- 14 ounces package Tortilla chips, you can use a 10 to 18-ounce package for this recipe.
- 14 ounces can black beans, drained and rinsed
- 8 ounces tempeh, diced very small
- 1/2 cup onion - red onion, diced
- 1 hot chili pepper, sliced thin crosswise
- 1/4 cup or 1 Roma tomato, diced small
- 2 tablespoons hempseed, raw shelled
- 1 cup or 1 avocado, diced
- 1 tablespoon lime juice - from one lime
- 3/4 cup raw cashews - soaked from 2 hours to overnight
- 1/2 cup water to be added to the mix when blended
- 1 tablespoon nutritional yeast
- 2 teaspoons tapioca starch - or tapioca flour, they're the same thing
- 1/2 teaspoon garlic powder
- 1/2 teaspoon onion powder
- 2 teaspoons lemon juice - fresh juice
- Cover the cashews with water and soak rom two hours to overnight. Drain.

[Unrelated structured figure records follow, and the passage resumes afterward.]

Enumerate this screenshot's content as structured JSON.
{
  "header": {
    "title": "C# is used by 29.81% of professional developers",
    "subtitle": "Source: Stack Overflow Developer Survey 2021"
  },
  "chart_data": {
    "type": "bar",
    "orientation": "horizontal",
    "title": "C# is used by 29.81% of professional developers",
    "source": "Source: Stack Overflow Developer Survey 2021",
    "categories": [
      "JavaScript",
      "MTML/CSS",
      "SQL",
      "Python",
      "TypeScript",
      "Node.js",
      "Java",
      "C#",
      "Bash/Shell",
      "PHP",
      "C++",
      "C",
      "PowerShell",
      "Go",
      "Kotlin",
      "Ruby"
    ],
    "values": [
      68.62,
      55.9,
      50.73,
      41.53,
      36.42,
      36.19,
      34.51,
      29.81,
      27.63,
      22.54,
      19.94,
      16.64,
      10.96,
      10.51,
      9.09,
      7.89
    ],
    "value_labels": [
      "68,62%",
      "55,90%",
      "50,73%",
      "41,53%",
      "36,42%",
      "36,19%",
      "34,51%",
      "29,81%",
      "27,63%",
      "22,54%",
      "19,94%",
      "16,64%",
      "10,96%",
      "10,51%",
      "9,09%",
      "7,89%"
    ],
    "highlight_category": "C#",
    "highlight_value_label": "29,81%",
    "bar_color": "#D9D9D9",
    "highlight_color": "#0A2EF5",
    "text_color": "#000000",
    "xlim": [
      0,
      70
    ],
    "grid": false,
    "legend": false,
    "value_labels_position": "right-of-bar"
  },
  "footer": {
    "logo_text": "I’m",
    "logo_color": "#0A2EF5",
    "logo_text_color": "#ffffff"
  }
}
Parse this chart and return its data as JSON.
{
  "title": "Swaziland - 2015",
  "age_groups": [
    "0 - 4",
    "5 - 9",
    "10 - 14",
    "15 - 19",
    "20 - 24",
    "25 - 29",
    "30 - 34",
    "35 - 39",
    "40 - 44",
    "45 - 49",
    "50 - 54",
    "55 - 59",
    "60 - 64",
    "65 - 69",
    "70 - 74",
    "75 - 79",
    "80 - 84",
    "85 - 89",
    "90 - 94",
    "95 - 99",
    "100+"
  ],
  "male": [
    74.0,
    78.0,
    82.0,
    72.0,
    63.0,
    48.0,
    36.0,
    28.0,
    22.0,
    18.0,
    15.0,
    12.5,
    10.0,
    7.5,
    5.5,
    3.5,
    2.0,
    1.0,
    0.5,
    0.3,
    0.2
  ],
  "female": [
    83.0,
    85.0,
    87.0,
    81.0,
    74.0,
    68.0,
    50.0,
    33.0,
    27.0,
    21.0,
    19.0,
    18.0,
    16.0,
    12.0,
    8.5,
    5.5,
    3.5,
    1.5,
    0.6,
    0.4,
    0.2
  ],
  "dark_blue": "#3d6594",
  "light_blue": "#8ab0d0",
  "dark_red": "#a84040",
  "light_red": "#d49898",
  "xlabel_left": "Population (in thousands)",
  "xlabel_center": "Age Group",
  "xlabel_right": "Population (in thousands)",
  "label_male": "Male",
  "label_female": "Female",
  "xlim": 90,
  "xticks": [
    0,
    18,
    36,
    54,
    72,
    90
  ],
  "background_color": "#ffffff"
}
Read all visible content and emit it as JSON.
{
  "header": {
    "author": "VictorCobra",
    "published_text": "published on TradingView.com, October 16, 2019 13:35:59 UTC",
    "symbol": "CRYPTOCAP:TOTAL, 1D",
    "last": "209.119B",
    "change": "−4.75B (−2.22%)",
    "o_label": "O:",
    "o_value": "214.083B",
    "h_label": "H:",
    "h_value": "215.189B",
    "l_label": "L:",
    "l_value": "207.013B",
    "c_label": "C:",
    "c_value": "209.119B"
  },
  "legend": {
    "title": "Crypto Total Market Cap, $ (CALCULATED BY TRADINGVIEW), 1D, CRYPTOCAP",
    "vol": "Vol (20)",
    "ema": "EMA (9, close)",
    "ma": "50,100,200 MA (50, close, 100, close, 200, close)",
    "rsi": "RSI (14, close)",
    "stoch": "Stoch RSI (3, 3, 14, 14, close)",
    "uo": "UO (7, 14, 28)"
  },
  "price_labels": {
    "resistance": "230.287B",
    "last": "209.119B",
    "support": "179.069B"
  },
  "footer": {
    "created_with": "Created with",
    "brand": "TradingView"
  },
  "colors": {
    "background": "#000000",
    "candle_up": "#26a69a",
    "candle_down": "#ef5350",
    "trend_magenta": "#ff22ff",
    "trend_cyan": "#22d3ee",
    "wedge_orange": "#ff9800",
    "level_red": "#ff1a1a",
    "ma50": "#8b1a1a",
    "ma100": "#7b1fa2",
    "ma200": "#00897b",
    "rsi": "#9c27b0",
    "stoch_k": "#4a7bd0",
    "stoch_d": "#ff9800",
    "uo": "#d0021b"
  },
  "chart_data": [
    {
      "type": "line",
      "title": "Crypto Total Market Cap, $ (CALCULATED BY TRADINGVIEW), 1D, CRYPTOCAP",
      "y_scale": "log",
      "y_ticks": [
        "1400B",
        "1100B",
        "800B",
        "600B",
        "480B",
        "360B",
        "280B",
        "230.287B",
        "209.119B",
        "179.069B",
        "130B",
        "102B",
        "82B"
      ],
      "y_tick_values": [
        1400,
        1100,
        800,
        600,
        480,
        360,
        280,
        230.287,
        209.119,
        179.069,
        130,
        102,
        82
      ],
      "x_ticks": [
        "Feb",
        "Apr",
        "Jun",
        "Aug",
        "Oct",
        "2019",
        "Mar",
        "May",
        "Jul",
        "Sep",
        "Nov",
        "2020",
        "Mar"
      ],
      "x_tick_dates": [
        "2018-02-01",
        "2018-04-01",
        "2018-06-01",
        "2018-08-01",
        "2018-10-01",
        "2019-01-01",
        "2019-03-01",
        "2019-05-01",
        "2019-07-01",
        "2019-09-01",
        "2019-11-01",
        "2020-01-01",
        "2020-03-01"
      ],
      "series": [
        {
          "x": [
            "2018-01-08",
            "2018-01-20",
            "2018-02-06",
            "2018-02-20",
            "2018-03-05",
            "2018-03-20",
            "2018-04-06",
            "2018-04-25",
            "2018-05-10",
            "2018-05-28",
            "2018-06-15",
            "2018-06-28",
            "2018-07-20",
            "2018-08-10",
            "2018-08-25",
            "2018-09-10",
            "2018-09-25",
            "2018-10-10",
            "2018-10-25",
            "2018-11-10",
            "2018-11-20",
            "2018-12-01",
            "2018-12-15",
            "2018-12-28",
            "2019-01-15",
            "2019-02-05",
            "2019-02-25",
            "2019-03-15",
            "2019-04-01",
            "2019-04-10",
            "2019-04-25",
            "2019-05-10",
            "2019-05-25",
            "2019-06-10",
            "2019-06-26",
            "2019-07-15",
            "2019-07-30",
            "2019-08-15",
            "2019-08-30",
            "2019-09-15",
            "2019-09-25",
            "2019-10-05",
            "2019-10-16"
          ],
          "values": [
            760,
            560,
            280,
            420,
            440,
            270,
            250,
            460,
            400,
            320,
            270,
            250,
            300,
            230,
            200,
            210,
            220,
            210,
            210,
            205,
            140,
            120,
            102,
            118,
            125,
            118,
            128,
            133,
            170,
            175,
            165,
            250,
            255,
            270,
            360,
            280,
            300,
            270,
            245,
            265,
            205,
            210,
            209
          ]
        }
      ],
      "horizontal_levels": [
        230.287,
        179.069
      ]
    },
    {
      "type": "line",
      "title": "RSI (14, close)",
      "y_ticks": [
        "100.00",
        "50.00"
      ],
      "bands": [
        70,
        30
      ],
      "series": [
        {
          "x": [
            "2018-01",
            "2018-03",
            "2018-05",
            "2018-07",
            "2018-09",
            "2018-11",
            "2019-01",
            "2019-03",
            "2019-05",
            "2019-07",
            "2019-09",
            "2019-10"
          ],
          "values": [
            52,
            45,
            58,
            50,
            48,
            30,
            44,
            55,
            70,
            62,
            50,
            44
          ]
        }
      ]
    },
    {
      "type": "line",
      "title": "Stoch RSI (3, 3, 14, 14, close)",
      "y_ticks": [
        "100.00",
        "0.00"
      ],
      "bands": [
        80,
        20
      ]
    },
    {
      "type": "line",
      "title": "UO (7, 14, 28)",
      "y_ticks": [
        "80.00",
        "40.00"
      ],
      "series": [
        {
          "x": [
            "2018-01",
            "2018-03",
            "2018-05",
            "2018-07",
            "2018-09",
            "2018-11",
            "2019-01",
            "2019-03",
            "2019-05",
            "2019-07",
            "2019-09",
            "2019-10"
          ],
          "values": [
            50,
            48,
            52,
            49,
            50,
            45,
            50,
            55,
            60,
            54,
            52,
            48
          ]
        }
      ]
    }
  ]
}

- Add all of the ingredients to a blender and blend until smooth. Turn this blended mixture into a saucepan.
- Cook on medium heat and stir until the sauce thickens a bit. It will take about 5 minutes. Take off the heat to cool.
- Lay all the chips on a platter. Sprinkle black beans, tomato, pepper, and tempeh (if used) over the chips.
- Dot with cashew cream. Sprinkle on red onion, chili pepper and raw hempseed.
- Dredge the avocado in lime juice. Sprinkle diced avocado over the nachos.